Iran's opposition leader said the country's president would be unable to successfully implement a plan to slash energy and food subsidies, cutbacks that experts have argued will only compound Iran's economic troubles.
Mir Hossein Mousavi was quoted by a prominent opposition website as saying that President Mahmoud Ahmadinejad's government has sidelined experts who would have been key to enacting the plan aimed at saving the government billions of dollars by bringing prices of key commodities more in line with international norms.
"Generally speaking, no one is against the subsidy cut plan, but our view is that there is no (competent) figure to manage this plan," Mousavi was quoted as saying in a post Monday on sahamnews.org. "Most prominent and competent experts have been sidelined."
Mousavi also criticized the government for stationing police and security forces around the Iranian capital before the implementation of the subsidy cuts.

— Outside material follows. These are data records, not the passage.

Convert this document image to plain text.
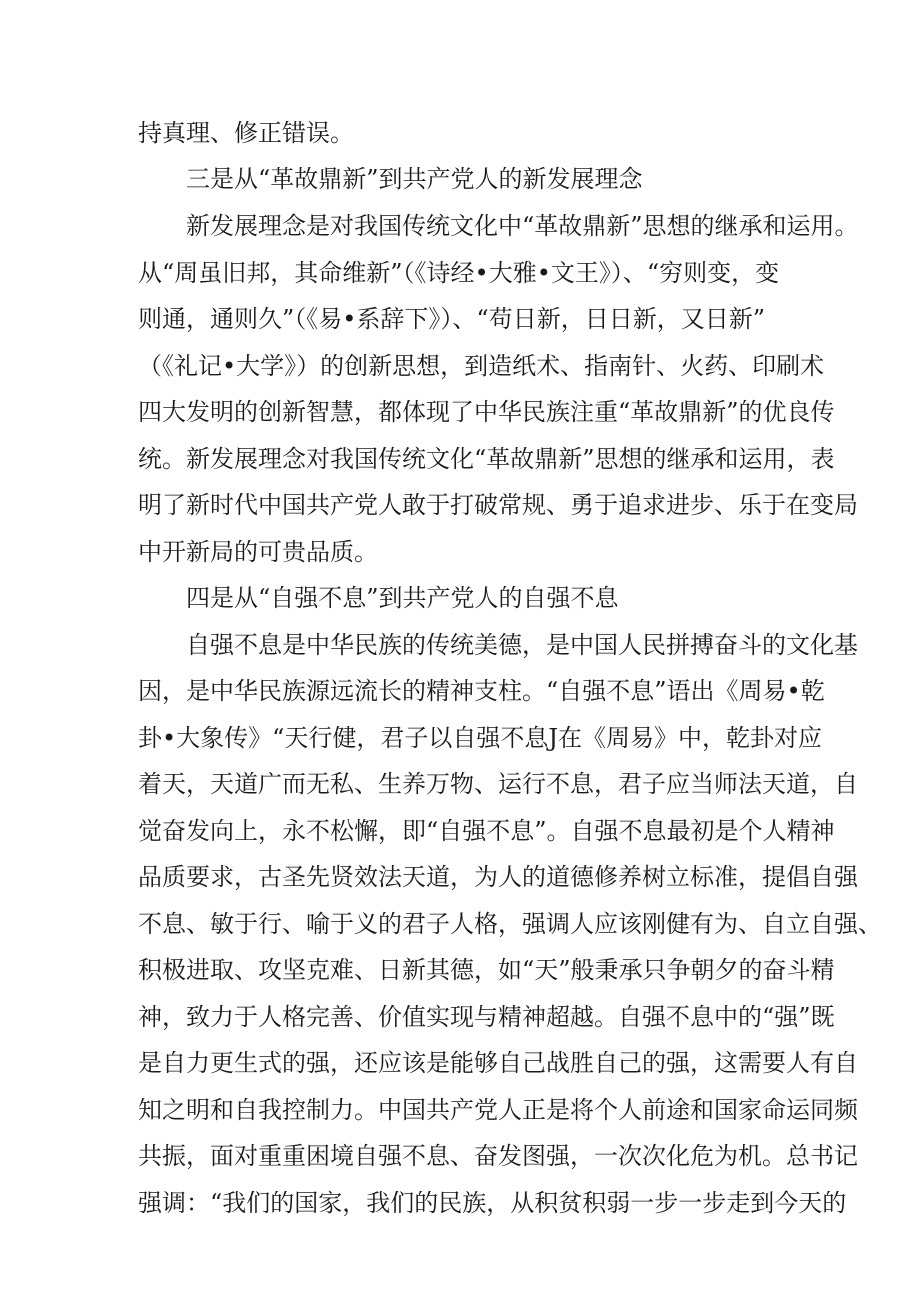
持真理、修正错误。
三是从“革故鼎新”到共产党人的新发展理念
新发展理念是对我国传统文化中“革故鼎新”思想的继承和运用。
从“周虽旧邦，其命维新”（《诗经•大雅•文王》）、“穷则变，变
则通，通则久”（《易•系辞下》）、“苟日新，日日新，又日新”
（《礼记•大学》）的创新思想，到造纸术、指南针、火药、印刷术
四大发明的创新智慧，都体现了中华民族注重“革故鼎新”的优良传
统。新发展理念对我国传统文化“革故鼎新”思想的继承和运用，表
明了新时代中国共产党人敢于打破常规、勇于追求进步、乐于在变局
中开新局的可贵品质。
四是从“自强不息”到共产党人的自强不息
自强不息是中华民族的传统美德，是中国人民拼搏奋斗的文化基
因，是中华民族源远流长的精神支柱。“自强不息”语出《周易•乾
卦•大象传》“天行健，君子以自强不息J在《周易》中，乾卦对应
着天，天道广而无私、生养万物、运行不息，君子应当师法天道，自
觉奋发向上，永不松懈，即“自强不息”。自强不息最初是个人精神
品质要求，古圣先贤效法天道，为人的道德修养树立标准，提倡自强
不息、敏于行、喻于义的君子人格，强调人应该刚健有为、自立自强、
积极进取、攻坚克难、日新其德，如“天”般秉承只争朝夕的奋斗精
神，致力于人格完善、价值实现与精神超越。自强不息中的“强”既
是自力更生式的强，还应该是能够自己战胜自己的强，这需要人有自
知之明和自我控制力。中国共产党人正是将个人前途和国家命运同频
共振，面对重重困境自强不息、奋发图强，一次次化危为机。总书记
强调：“我们的国家，我们的民族，从积贫积弱一步一步走到今天的
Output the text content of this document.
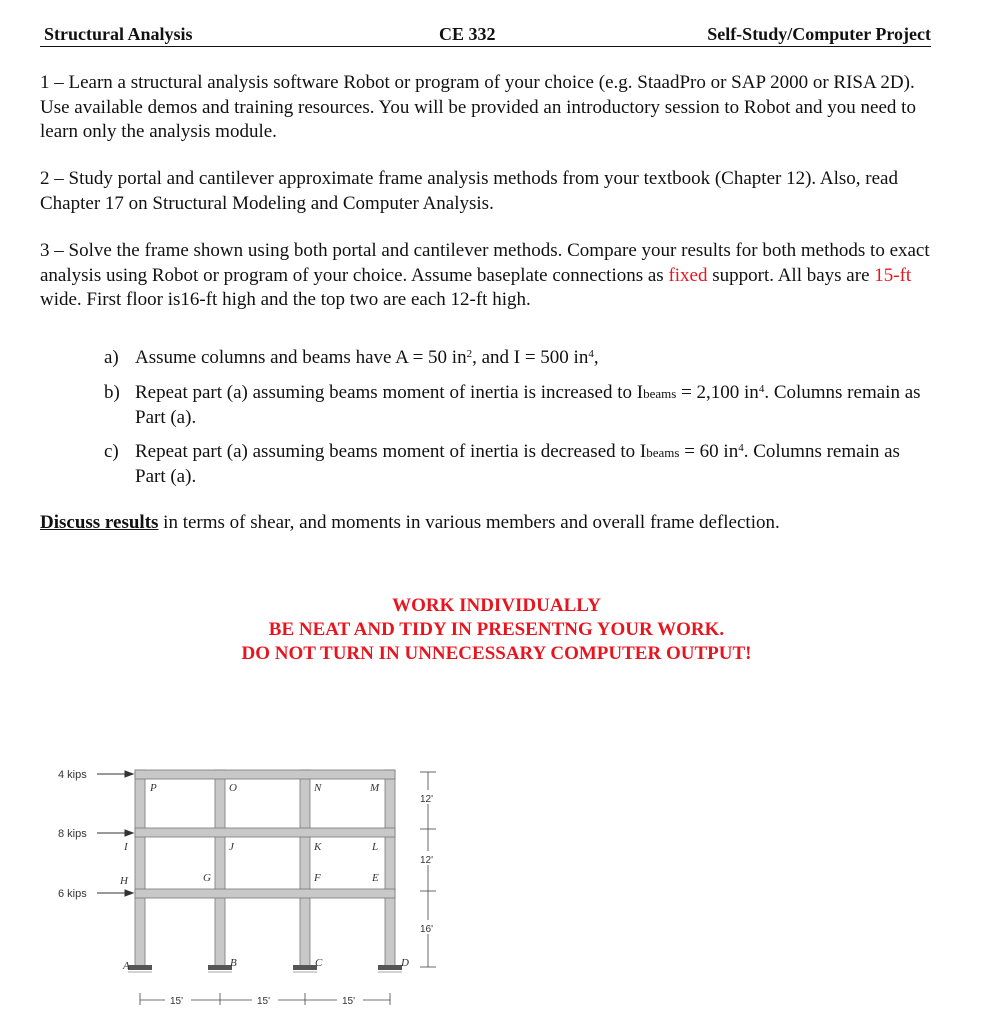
Structural Analysis	CE 332	Self-Study/Computer Project
1 – Learn a structural analysis software Robot or program of your choice (e.g. StaadPro or SAP 2000 or RISA 2D). Use available demos and training resources. You will be provided an introductory session to Robot and you need to learn only the analysis module.
2 – Study portal and cantilever approximate frame analysis methods from your textbook (Chapter 12). Also, read Chapter 17 on Structural Modeling and Computer Analysis.
3 – Solve the frame shown using both portal and cantilever methods. Compare your results for both methods to exact analysis using Robot or program of your choice. Assume baseplate connections as fixed support. All bays are 15-ft wide. First floor is16-ft high and the top two are each 12-ft high.
a) Assume columns and beams have A = 50 $in^2$, and I = 500 $in^4$,
b) Repeat part (a) assuming beams moment of inertia is increased to Ibeams = 2,100 $in^4$. Columns remain as Part (a).
c) Repeat part (a) assuming beams moment of inertia is decreased to Ibeams = 60 $in^4$. Columns remain as Part (a).
Discuss results in terms of shear, and moments in various members and overall frame deflection.
WORK INDIVIDUALLY
BE NEAT AND TIDY IN PRESENTNG YOUR WORK.
DO NOT TURN IN UNNECESSARY COMPUTER OUTPUT!
4 kips
8 kips
6 kips
12'
12'
16'
15'	15'	15'
P	O	N	M
I	J	K	L
H	G	F	E
A	B	C	D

He said the heavy security presence was intended to intimidate Iranians.
"It's not an art to position forces in 2,000 points in Tehran for implementation of subsidy cut plan," he said.
The presence of more police on the streets could be a result of routine variations in deployment levels, but the opposition believes it is a show of force intended to deter any unrest in reaction to the cuts.

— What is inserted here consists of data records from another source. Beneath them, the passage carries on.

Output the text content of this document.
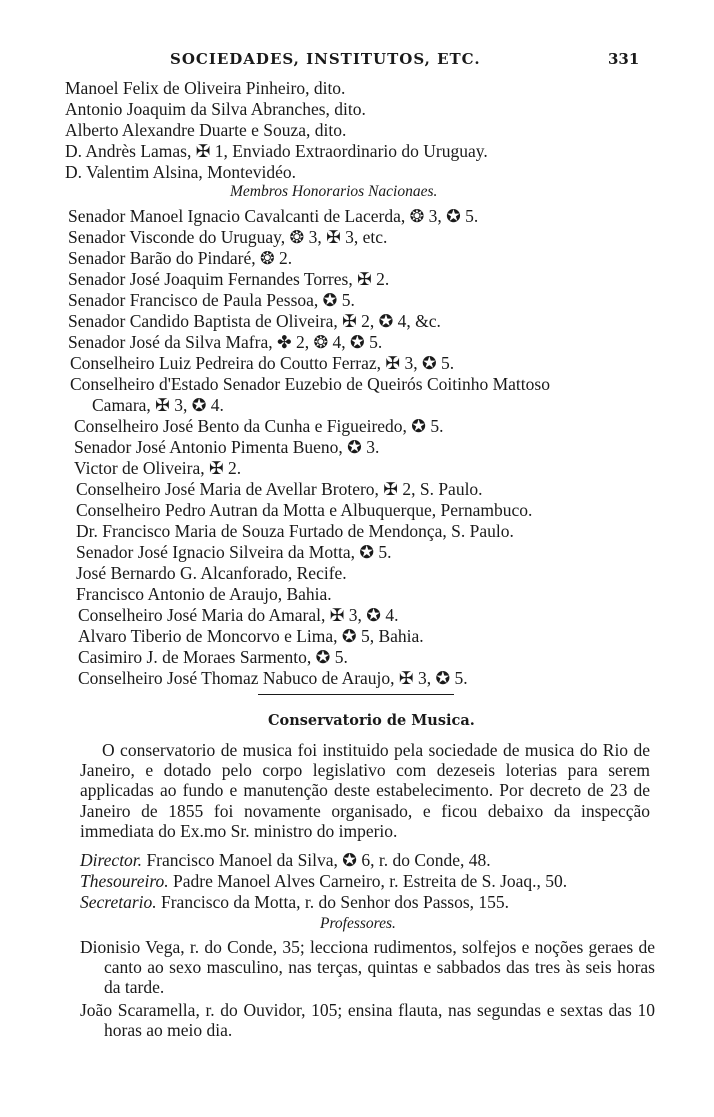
SOCIEDADES, INSTITUTOS, ETC.	331
Manoel Felix de Oliveira Pinheiro, dito.
Antonio Joaquim da Silva Abranches, dito.
Alberto Alexandre Duarte e Souza, dito.
D. Andrès Lamas, ✠ 1, Enviado Extraordinario do Uruguay.
D. Valentim Alsina, Montevidéo.
Membros Honorarios Nacionaes.
Senador Manoel Ignacio Cavalcanti de Lacerda, ❂ 3, ✪ 5.
Senador Visconde do Uruguay, ❂ 3, ✠ 3, etc.
Senador Barão do Pindaré, ❂ 2.
Senador José Joaquim Fernandes Torres, ✠ 2.
Senador Francisco de Paula Pessoa, ✪ 5.
Senador Candido Baptista de Oliveira, ✠ 2, ✪ 4, &c.
Senador José da Silva Mafra, ✤ 2, ❂ 4, ✪ 5.
Conselheiro Luiz Pedreira do Coutto Ferraz, ✠ 3, ✪ 5.
Conselheiro d'Estado Senador Euzebio de Queirós Coitinho Mattoso
Camara, ✠ 3, ✪ 4.
Conselheiro José Bento da Cunha e Figueiredo, ✪ 5.
Senador José Antonio Pimenta Bueno, ✪ 3.
Victor de Oliveira, ✠ 2.
Conselheiro José Maria de Avellar Brotero, ✠ 2, S. Paulo.
Conselheiro Pedro Autran da Motta e Albuquerque, Pernambuco.
Dr. Francisco Maria de Souza Furtado de Mendonça, S. Paulo.
Senador José Ignacio Silveira da Motta, ✪ 5.
José Bernardo G. Alcanforado, Recife.
Francisco Antonio de Araujo, Bahia.
Conselheiro José Maria do Amaral, ✠ 3, ✪ 4.
Alvaro Tiberio de Moncorvo e Lima, ✪ 5, Bahia.
Casimiro J. de Moraes Sarmento, ✪ 5.
Conselheiro José Thomaz Nabuco de Araujo, ✠ 3, ✪ 5.
Conservatorio de Musica.
O conservatorio de musica foi instituido pela sociedade de musica do Rio de Janeiro, e dotado pelo corpo legislativo com dezeseis loterias para serem applicadas ao fundo e manutenção deste estabelecimento. Por decreto de 23 de Janeiro de 1855 foi novamente organisado, e ficou debaixo da inspecção immediata do Ex.mo Sr. ministro do imperio.
Director. Francisco Manoel da Silva, ✪ 6, r. do Conde, 48.
Thesoureiro. Padre Manoel Alves Carneiro, r. Estreita de S. Joaq., 50.
Secretario. Francisco da Motta, r. do Senhor dos Passos, 155.
Professores.
Dionisio Vega, r. do Conde, 35; lecciona rudimentos, solfejos e noções geraes de canto ao sexo masculino, nas terças, quintas e sabbados das tres às seis horas da tarde.
João Scaramella, r. do Ouvidor, 105; ensina flauta, nas segundas e sextas das 10 horas ao meio dia.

In October, police chief Gen. Ismail Ahmadi Moghaddam said enemies of Iran are planning to use economic pressure to foment "civil disobedience, riot and chaos."
In 2007, people poured into the streets at night and burned several gas stations after the government introduced gasoline rationing.

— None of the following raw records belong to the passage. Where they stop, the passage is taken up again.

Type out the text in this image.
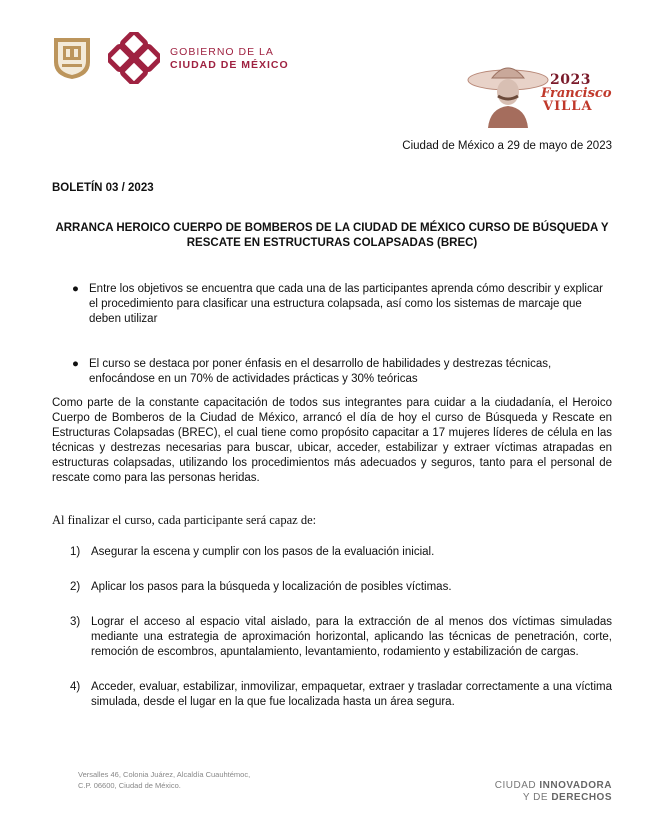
GOBIERNO DE LA
CIUDAD DE MÉXICO
2023
Francisco
VILLA
Ciudad de México a 29 de mayo de 2023
BOLETÍN 03 / 2023
ARRANCA HEROICO CUERPO DE BOMBEROS DE LA CIUDAD DE MÉXICO CURSO DE BÚSQUEDA Y RESCATE EN ESTRUCTURAS COLAPSADAS (BREC)
● Entre los objetivos se encuentra que cada una de las participantes aprenda cómo describir y explicar el procedimiento para clasificar una estructura colapsada, así como los sistemas de marcaje que deben utilizar
● El curso se destaca por poner énfasis en el desarrollo de habilidades y destrezas técnicas, enfocándose en un 70% de actividades prácticas y 30% teóricas
Como parte de la constante capacitación de todos sus integrantes para cuidar a la ciudadanía, el Heroico Cuerpo de Bomberos de la Ciudad de México, arrancó el día de hoy el curso de Búsqueda y Rescate en Estructuras Colapsadas (BREC), el cual tiene como propósito capacitar a 17 mujeres líderes de célula en las técnicas y destrezas necesarias para buscar, ubicar, acceder, estabilizar y extraer víctimas atrapadas en estructuras colapsadas, utilizando los procedimientos más adecuados y seguros, tanto para el personal de rescate como para las personas heridas.
Al finalizar el curso, cada participante será capaz de:
1) Asegurar la escena y cumplir con los pasos de la evaluación inicial.
2) Aplicar los pasos para la búsqueda y localización de posibles víctimas.
3) Lograr el acceso al espacio vital aislado, para la extracción de al menos dos víctimas simuladas mediante una estrategia de aproximación horizontal, aplicando las técnicas de penetración, corte, remoción de escombros, apuntalamiento, levantamiento, rodamiento y estabilización de cargas.
4) Acceder, evaluar, estabilizar, inmovilizar, empaquetar, extraer y trasladar correctamente a una víctima simulada, desde el lugar en la que fue localizada hasta un área segura.
Versalles 46, Colonia Juárez, Alcaldía Cuauhtémoc,
C.P. 06600, Ciudad de México.	CIUDAD INNOVADORA
Y DE DERECHOS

Iran has been importing fuel due to its lack of refining capacity. In recent months, however, officials have asserted that Iran has achieved self-sufficiency in fuel production by modifying petrochemical complexes.
Ahmadinejad has been criticized for his handling of the economy, with opposition leaders saying he squandered much of the country's oil wealth on populist projects.
Experts say the subsidy cut plan could stoke inflation unofficially estimated to be over 20 percent. In addition, they are widely seen as placing added burdens on Iranians, whose country is already weighed down by sweeping international sanctions. Mousavi, according to the website, said the sanctions were enacted because of Ahmadinejad's "adventurist" foreign policy.
"An adventurist foreign policy has prompted the issuance of several international resolutions against our country within a short period of time that have negatively affected people's ability to earn a living," Mousavi was quoted as saying.
Mousavi said poverty and unemployment were rising and the closure of factories has led to an inundation of imports _ all signs that Iran's economy has been weakened.
"The continuation of this dangerous trend can lead to the collapse of the (ruling) system," he was quoted as saying.
Iranians enjoy some of the cheapest gasoline prices in the world even though their country _ despite having some of the world's largest oil reserves _ was forced until recently to import refined fuel.
Under the current rations system, they pay $0.38 per gallon ($0.10 per liter) for the first 100 liters (26.4 gallons). Any additional gasoline costs $1.50 per gallon ($0.40 per liter).
The new law would gradually strip away subsidies to bring the prices closer in line with international market prices. The plan is expected to be implemented over in a few weeks, but officials have declined to give a specific date.